UniEM-3M: A Universal Electron Micrograph Dataset for Microstructural Segmentation and Generation
This addresses a bottleneck in deep learning-based microstructural characterization for materials science, though it is incremental as it builds on existing segmentation and generation techniques.
The authors tackled the scarcity of large-scale, diverse, and expert-annotated electron micrograph datasets by introducing UniEM-3M, a dataset with 5,091 high-resolution images and about 3 million instance segmentation labels, and demonstrated that their baseline model UniEM-Net outperforms other advanced methods on this benchmark.
Quantitative microstructural characterization is fundamental to materials science, where electron micrograph (EM) provides indispensable high-resolution insights.

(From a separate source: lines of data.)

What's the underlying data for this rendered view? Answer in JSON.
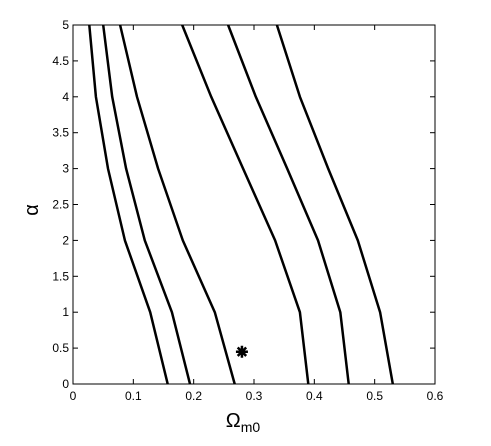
{
  "chart_data": {
    "type": "line",
    "xlabel": "Ω",
    "xlabel_sub": "m0",
    "ylabel": "α",
    "xlim": [
      0,
      0.6
    ],
    "ylim": [
      0,
      5
    ],
    "xticks": [
      0,
      0.1,
      0.2,
      0.3,
      0.4,
      0.5,
      0.6
    ],
    "yticks": [
      0,
      0.5,
      1,
      1.5,
      2,
      2.5,
      3,
      3.5,
      4,
      4.5,
      5
    ],
    "series": [
      {
        "color": "#000000",
        "x": [
          0.157,
          0.128,
          0.086,
          0.058,
          0.038,
          0.027
        ],
        "y": [
          0,
          1,
          2,
          3,
          4,
          5
        ]
      },
      {
        "color": "#000000",
        "x": [
          0.194,
          0.164,
          0.119,
          0.088,
          0.065,
          0.05
        ],
        "y": [
          0,
          1,
          2,
          3,
          4,
          5
        ]
      },
      {
        "color": "#000000",
        "x": [
          0.268,
          0.235,
          0.182,
          0.141,
          0.106,
          0.078
        ],
        "y": [
          0,
          1,
          2,
          3,
          4,
          5
        ]
      },
      {
        "color": "#000000",
        "x": [
          0.39,
          0.376,
          0.335,
          0.282,
          0.229,
          0.181
        ],
        "y": [
          0,
          1,
          2,
          3,
          4,
          5
        ]
      },
      {
        "color": "#000000",
        "x": [
          0.457,
          0.443,
          0.406,
          0.355,
          0.303,
          0.257
        ],
        "y": [
          0,
          1,
          2,
          3,
          4,
          5
        ]
      },
      {
        "color": "#000000",
        "x": [
          0.53,
          0.509,
          0.472,
          0.423,
          0.376,
          0.338
        ],
        "y": [
          0,
          1,
          2,
          3,
          4,
          5
        ]
      }
    ],
    "marker": {
      "x": 0.28,
      "y": 0.45,
      "color": "#000000"
    }
  }
}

However, progress in deep learning-based EM characterization has been hampered by the scarcity of large-scale, diverse, and expert-annotated datasets, due to acquisition costs, privacy concerns, and annotation complexity. To address this issue, we introduce UniEM-3M, the first large-scale and multimodal EM dataset for instance-level understanding. It comprises 5,091 high-resolution EMs, about 3 million instance segmentation labels, and image-level attribute-disentangled textual descriptions, a subset of which will be made publicly available. Furthermore, we are also releasing a text-to-image diffusion model trained on the entire collection to serve as both a powerful data augmentation tool and a proxy for the complete data distribution. To establish a rigorous benchmark, we evaluate various representative instance segmentation methods on the complete UniEM-3M and present UniEM-Net as a strong baseline model. Quantitative experiments demonstrate that this flow-based model outperforms other advanced methods on this challenging benchmark. Our multifaceted release of a partial dataset, a generative model, and a comprehensive benchmark -- available at huggingface -- will significantly accelerate progress in automated materials analysis.